Il fascino inconfondibile di opere che sembrano pronte a prendere vita, l’assoluta concretezza della luce, la forza evocativa del buio improvviso e poi la Roma cinquecentesca ed eterna in cui le epoche si sovrappongono e si fondono l’una nell’altra. Trastevere, San Luigi dei Francesi, le ombre dei ricordi e gli incubi, l’amore e la morte che lo hanno perseguitato. Tutto questo è ‘Caravaggio – Il maledetto’, lo spettacolo con Primo Reggiani, Francesca Valtorta e Fabrizio Bordignon, in scena giovedì 18 gennaio (ore 21) al Teatro Duse di Bologna.
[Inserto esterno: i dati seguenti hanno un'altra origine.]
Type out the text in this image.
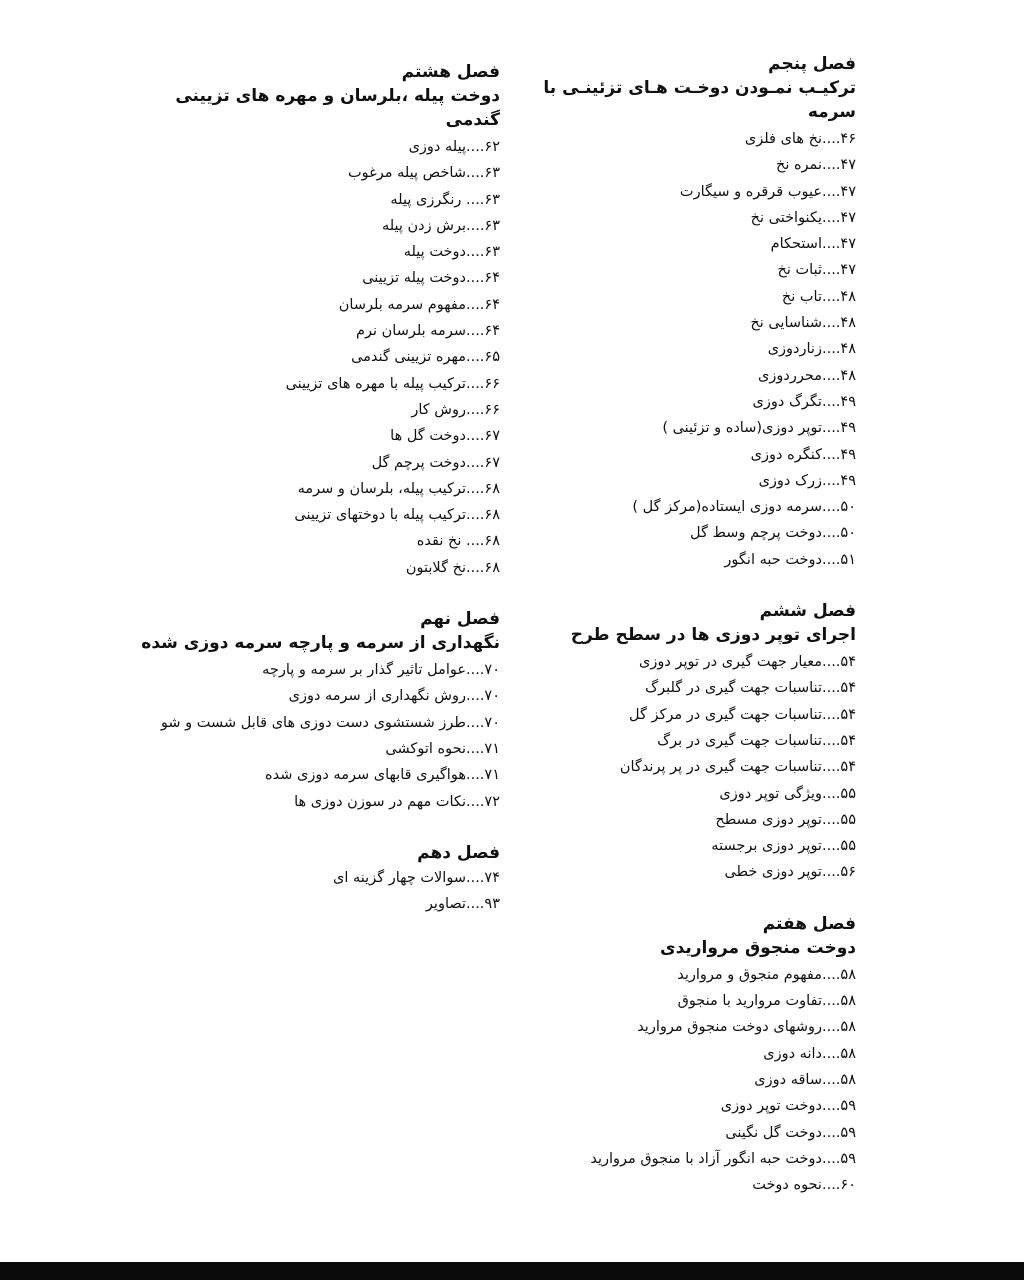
فصل پنجم
ترکیـب نمـودن دوخـت هـای تزئینـی با سرمه
۴۶....نخ های فلزی
۴۷....نمره نخ
۴۷....عیوب قرقره و سیگارت
۴۷....یکنواختی نخ
۴۷....استحکام
۴۷....ثبات نخ
۴۸....تاب نخ
۴۸....شناسایی نخ
۴۸....زناردوزی
۴۸....محرردوزی
۴۹....تگرگ دوزی
۴۹....توپر دوزی(ساده و تزئینی )
۴۹....کنگره دوزی
۴۹....زرک دوزی
۵۰....سرمه دوزی ایستاده(مرکز گل )
۵۰....دوخت پرچم وسط گل
۵۱....دوخت حبه انگور
فصل ششم
اجرای توپر دوزی ها در سطح طرح
۵۴....معیار جهت گیری در توپر دوزی
۵۴....تناسبات جهت گیری در گلبرگ
۵۴....تناسبات جهت گیری در مرکز گل
۵۴....تناسبات جهت گیری در برگ
۵۴....تناسبات جهت گیری در پر پرندگان
۵۵....ویژگی توپر دوزی
۵۵....توپر دوزی مسطح
۵۵....توپر دوزی برجسته
۵۶....توپر دوزی خطی
فصل هفتم
دوخت منجوق مرواریدی
۵۸....مفهوم منجوق و مروارید
۵۸....تفاوت مروارید با منجوق
۵۸....روشهای دوخت منجوق مروارید
۵۸....دانه دوزی
۵۸....ساقه دوزی
۵۹....دوخت توپر دوزی
۵۹....دوخت گل نگینی
۵۹....دوخت حبه انگور آزاد با منجوق مروارید
۶۰....نحوه دوخت
فصل هشتم
دوخت پیله ،بلرسان و مهره های تزیینی گندمی
۶۲....پیله دوزی
۶۳....شاخص پیله مرغوب
۶۳.... رنگرزی پیله
۶۳....برش زدن پیله
۶۳....دوخت پیله
۶۴....دوخت پیله تزیینی
۶۴....مفهوم سرمه بلرسان
۶۴....سرمه بلرسان نرم
۶۵....مهره تزیینی گندمی
۶۶....ترکیب پیله با مهره های تزیینی
۶۶....روش کار
۶۷....دوخت گل ها
۶۷....دوخت پرچم گل
۶۸....ترکیب پیله، بلرسان و سرمه
۶۸....ترکیب پیله با دوختهای تزیینی
۶۸.... نخ نقده
۶۸....نخ گلابتون
فصل نهم
نگهداری از سرمه و پارچه سرمه دوزی شده
۷۰....عوامل تاثیر گذار بر سرمه و پارچه
۷۰....روش نگهداری از سرمه دوزی
۷۰....طرز شستشوی دست دوزی های قابل شست و شو
۷۱....نحوه اتوکشی
۷۱....هواگیری قابهای سرمه دوزی شده
۷۲....نکات مهم در سوزن دوزی ها
فصل دهم
۷۴....سوالات چهار گزینه ای
۹۳....تصاویر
La pièce, diretta da Ferdinando Ceriani che firma anche l’adattamento, è tratta da ‘Caravaggio, probabilmente’ del commediografo, attore e regista Franco Molé.
Sul palco, dunque, la storia di un artista che ha reso la sua vita arte e ha dato all’arte la vita, sempre in lotta con gli altri e con sé stesso, fino all’ultimo giorno quando, stremato, venne lasciato morire su una spiaggia vicino a Porto Ercole il 18 luglio 1610.
Se è vero che prima di morire la nostra mente ripercorre i momenti salienti della vita, forse questo sarà accaduto anche a Caravaggio, steso sulle assi di un vecchio letto da pescatore. I dettagli della sua morte ci sono però sconosciuti e questo vuoto assurge a giusto spazio in cui nasce l’opera teatrale con le sue verità e le sue verosimiglianze.
In poco più di un’ora di spettacolo, Caravaggio, ormai morente e consumato dalla febbre, racconta alcuni frammenti della sua straordinaria esistenza. Sente delle voci, rivede squarci di quella Roma violenta e dissoluta in cui si è affermato, i suoi quadri prendono forma e vita sulle pareti della sua stanza. Dagli angoli più oscuri riemergono personaggi a lui cari, su tutti il Cardinal Dal Monte, suo committente e protettore, e Lena, la prostituta che ha dato il volto alle sue madonne. “Con Caravaggio, il maledetto – si legge nelle note di regia – vogliamo riportare alla memoria degli spettatori vicende storiche e personaggi eccezionali, presentarli come persone umane, simili a noi, coinvolte dalle nostre stesse passioni, dai nostri stessi rimorsi per poi ritrovarli, così profondamente concreti e sublimi, nelle tele del pittore lombardo”.